Jak Wam się podoba lekko odmieniona wersja poprzedniego makijażu? Piszcie o tym koniecznie w komentarzach! :)
Już jutro serdecznie zapraszam Was na fotorelację ze spontanicznej mini-metamorfozy Marty :)

Ps. Bardzo bardzo bardzo Wam polecam tę piosenkę - swoją drogą tekst tak trochę w klimacie, mogłabym ją mieć jako pierwszy taniec, ze specjalną dedykacją dla mojego (przyszłego) męża :) Bo jakbym miała mieć już ślub to taki niestandardowy i stąd taka wesoła piosenka ;) Swoją drogą bardzo dobrze mnie dziś nastrajała przy tworzeniu tego tutorialu :)
Pozdrawiam Was bardzo serdecznie :)
Buziaki :*
Beata :)

wtorek, 17 kwietnia 2012

Propozycja makijażu ślubnego.

Witam Was dziewczyny bardzo serdecznie :)
Jako, że sezon ślubów przed nami, przychodzę dziś do Was z moją propozycją takiego makijażu. Nie jest ona jakaś wystrzałowa - jest to moja propozycja na prosty, rozświetlający makijaż :) Gdybym miała kiedyś brać ślub (czego na ten moment nie planuję - nie widzę siebie w roli panny młodej ;)) pewnie umalowałabym się właśnie tak jak Wam pokażę.

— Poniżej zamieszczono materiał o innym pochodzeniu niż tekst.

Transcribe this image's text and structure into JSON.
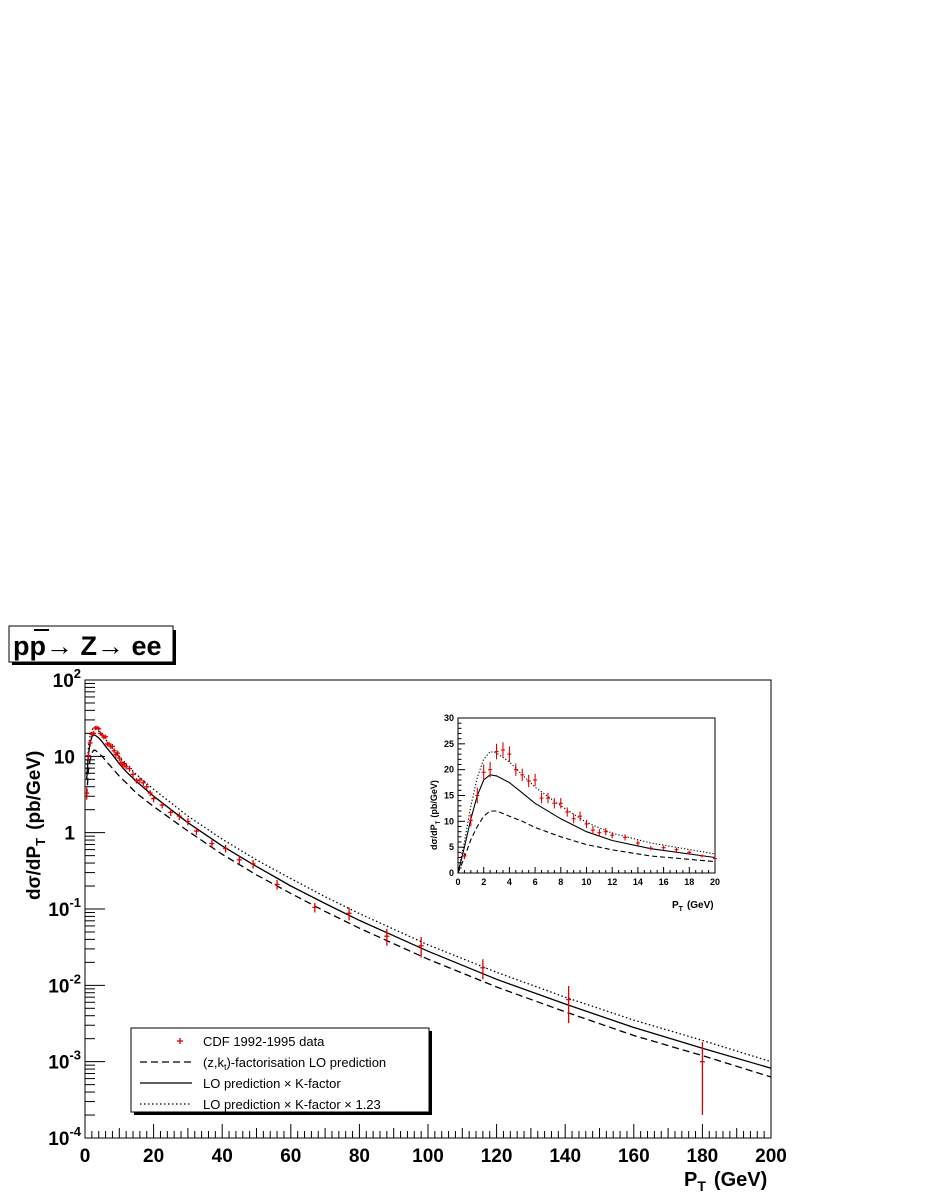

Jakie są moje spostrzeżenia co do makijażu ślubnego?
To jedyny taki dzień w Waszym życiu - wybierzcie kosmetyki sprawdzone. Uważajcie również aby nie przesadzić, znaleźć równowagę między poszczególnymi partiami makijażu.
Według mnie najważniejszą częścią ślubnego makijażu jest twarz. Buzia powinna być świetlista, rozpromieniona i nieskazitelna. W tym dniu trzeba się postarać, aby Panna Młoda wyglądała jak najbardziej naturalnie oraz przy tym - aby makijaż trzymał jej się całą noc :) Trzeba zadbać więc o dobrą (sprawdzoną) bazę pod podkład i pod cienie (oraz o dobry tusz wodoodporny ;)).
Oczywiście makijaż trzeba wcześniej przetestować - znaleźć wersję, w której najlepiej się czujemy, najlepiej wyglądamy i która przetrwa wszelkie warunki atmosferyczne i emocjonalne ;)
Ja nie czuję się jakoś dobrze w klimatach ślubnych, ale do wykonania makijażu zainspirowałam się ślubami, których w tym roku mam po prostu wysyp :) Widząc panny młode lub oglądając ich zdjęcia ułożyłam sobie w głowie obrazek makijażu, który chyba najlepiej pasowałby do mnie (lub do niebieskookich dziewczyn :))
Koniec wstępu - pokażę Wam moją propozycję makijażu ślubnego :)

1. Twarz
Jak już wspominałam ważne jest aby dobrać odpowiedni podkład - pod względem koloru, wytrzymałości i wykończenia. Ja jakoś nie widzę Panny Młodej, która jest upudrowana i przesadnie "matowa" na twarzy. Ja bym stawiała raczej na świetlisty wygląd. Oczywiście jeśli Panna Młoda (tak jak ja) ma coś więcej do ukrycia to również trzeba o to zadbać :)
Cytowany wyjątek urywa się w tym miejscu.